When compared to the AMD system, we see that the difference in sequential performance is also negligible at a high QD of 32, but at QD1, AMD is actually 10.7% - 12.4% faster than the Intel system. That lead widens when we compare 4K random performance. At QD64, the AMD system dished out 26% more read performance and 30% higher write performance. Just as we observed during high-QD workloads, the AMD system outperformed the Intel system in light workloads (low QDs). The AMD system provides 33-35% more performance than the Intel test mule. Scaling the workload up to QD2-QD8 reveals a 15-20% lead for AMD in reads and writes, too.
Intel, and the chipmaking industry at large, have their hands full lately. Not only are new vulnerabilities appearing from left and right, but the patches often equate to big losses in performance. AMD hasn't been as exposed to these vulnerabilities, and as a result, the red team has caught up to Intel quite a bit and even taken the lead in some areas.

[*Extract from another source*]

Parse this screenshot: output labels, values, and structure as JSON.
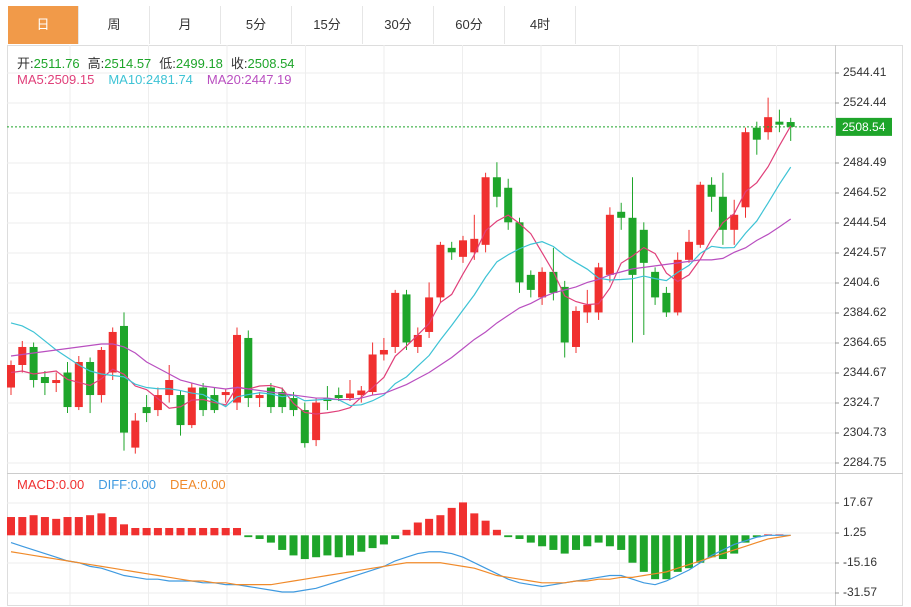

In synthetic testing, the performance impact can be huge--upwards of a 41% reduction in 4K random metrics. But the performance drop in real-world applications isn't quite as frightful. Our application testing measured a ~1-10% reduction in performance, depending on the test. While the difference isn’t huge, now we are faced with performance losses due to these patches if we want to keep our data safe.

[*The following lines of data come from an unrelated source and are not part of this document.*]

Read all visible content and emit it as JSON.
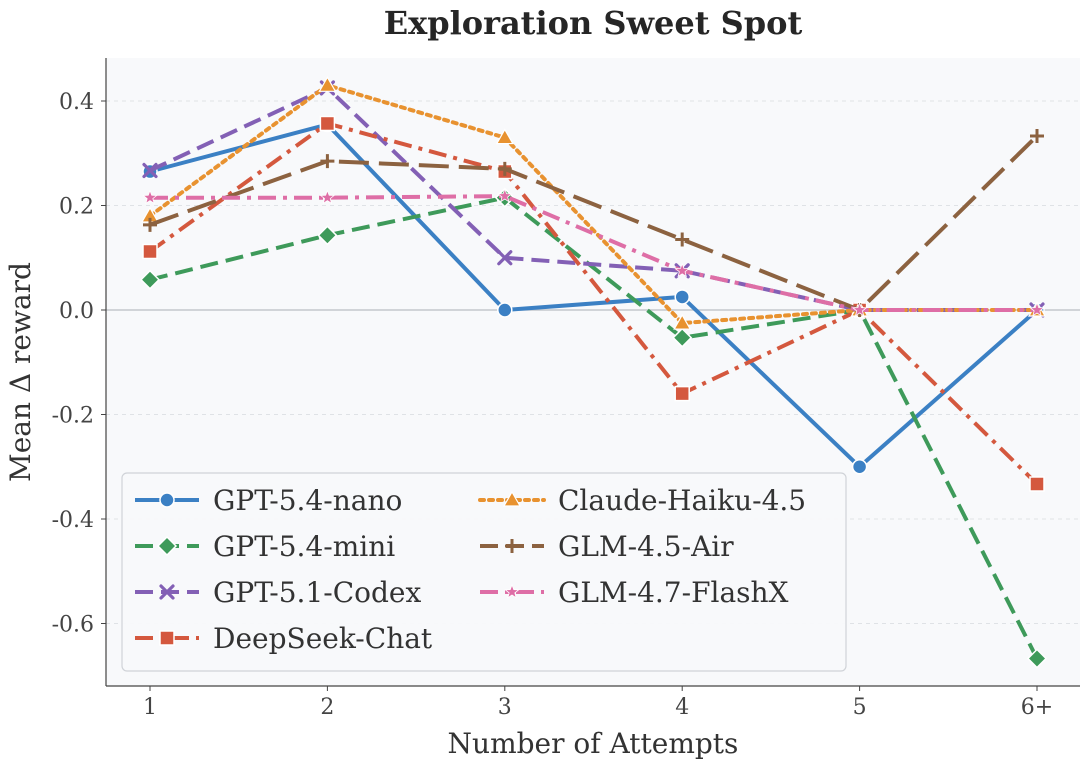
{
  "chart_data": {
    "type": "line",
    "title": "Exploration Sweet Spot",
    "xlabel": "Number of Attempts",
    "ylabel": "Mean Δ reward",
    "categories": [
      "1",
      "2",
      "3",
      "4",
      "5",
      "6+"
    ],
    "ylim": [
      -0.72,
      0.48
    ],
    "yticks": [
      0.4,
      0.2,
      0.0,
      -0.2,
      -0.4,
      -0.6
    ],
    "ytick_labels": [
      "0.4",
      "0.2",
      "0.0",
      "-0.2",
      "-0.4",
      "-0.6"
    ],
    "grid": "horizontal dashed",
    "zero_line": true,
    "legend_position": "lower-left",
    "legend_columns": 2,
    "series": [
      {
        "name": "GPT-5.4-nano",
        "color": "#3b80c4",
        "marker": "circle",
        "dash": "solid",
        "values": [
          0.265,
          0.355,
          0.0,
          0.025,
          -0.3,
          0.0
        ]
      },
      {
        "name": "GPT-5.4-mini",
        "color": "#3e9a5a",
        "marker": "diamond",
        "dash": "dashed",
        "values": [
          0.058,
          0.143,
          0.215,
          -0.053,
          0.0,
          -0.667
        ]
      },
      {
        "name": "GPT-5.1-Codex",
        "color": "#8360b5",
        "marker": "x",
        "dash": "dashed",
        "values": [
          0.267,
          0.425,
          0.1,
          0.075,
          0.0,
          0.0
        ]
      },
      {
        "name": "DeepSeek-Chat",
        "color": "#d4583e",
        "marker": "square",
        "dash": "dashdot",
        "values": [
          0.112,
          0.357,
          0.265,
          -0.16,
          0.0,
          -0.333
        ]
      },
      {
        "name": "Claude-Haiku-4.5",
        "color": "#e89230",
        "marker": "triangle",
        "dash": "dotted",
        "values": [
          0.18,
          0.43,
          0.33,
          -0.025,
          0.0,
          0.0
        ]
      },
      {
        "name": "GLM-4.5-Air",
        "color": "#8c6240",
        "marker": "plus",
        "dash": "longdash",
        "values": [
          0.163,
          0.285,
          0.27,
          0.135,
          0.0,
          0.333
        ]
      },
      {
        "name": "GLM-4.7-FlashX",
        "color": "#de6ea6",
        "marker": "star",
        "dash": "dashdot",
        "values": [
          0.215,
          0.215,
          0.218,
          0.075,
          0.0,
          0.0
        ]
      }
    ]
  }
}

If you have an Intel CPU with Hyper-Threading, things can get worse. Disabling Hyper-Threading is the only way to be fully protected from the MDS vulnerabilities, leading Google to disable Hyper-Threading on its Chrome OS 74 (and later). If you have a processor with Hyper-Threading, that can cost you up to 40% of your performance in applications. The price for full protection in some cases comes at the cost of a feature that users have already paid for: To assure 100% protection from the latest vulnerabilities, you essentially have to transform your expensive 8C/16T Core i9-9900K into an 8C/8T Core i7-9700K.
Even worse for Intel, AMD has caught up in storage performance, and even surpassed Intel in some instances, due to the latest patches. AMD’s Simultaneous Multi-Threading (SMT), which is similar to Intel's Hyper-Threading., also isn’t affected by the latest wave of attacks. That could open up an even larger gap in application performance and change the value comparison in the hotly-contested mid-range price bands.
Intel is working mitigations into silicon for next-gen CPUs as we speak, but how many more vulnerabilities will there be, and will the industry be able to fully catch up? How much slower could systems get over the coming months due to new mitigations? The answers to these questions are unknown, but things are sure looking good for AMD right now.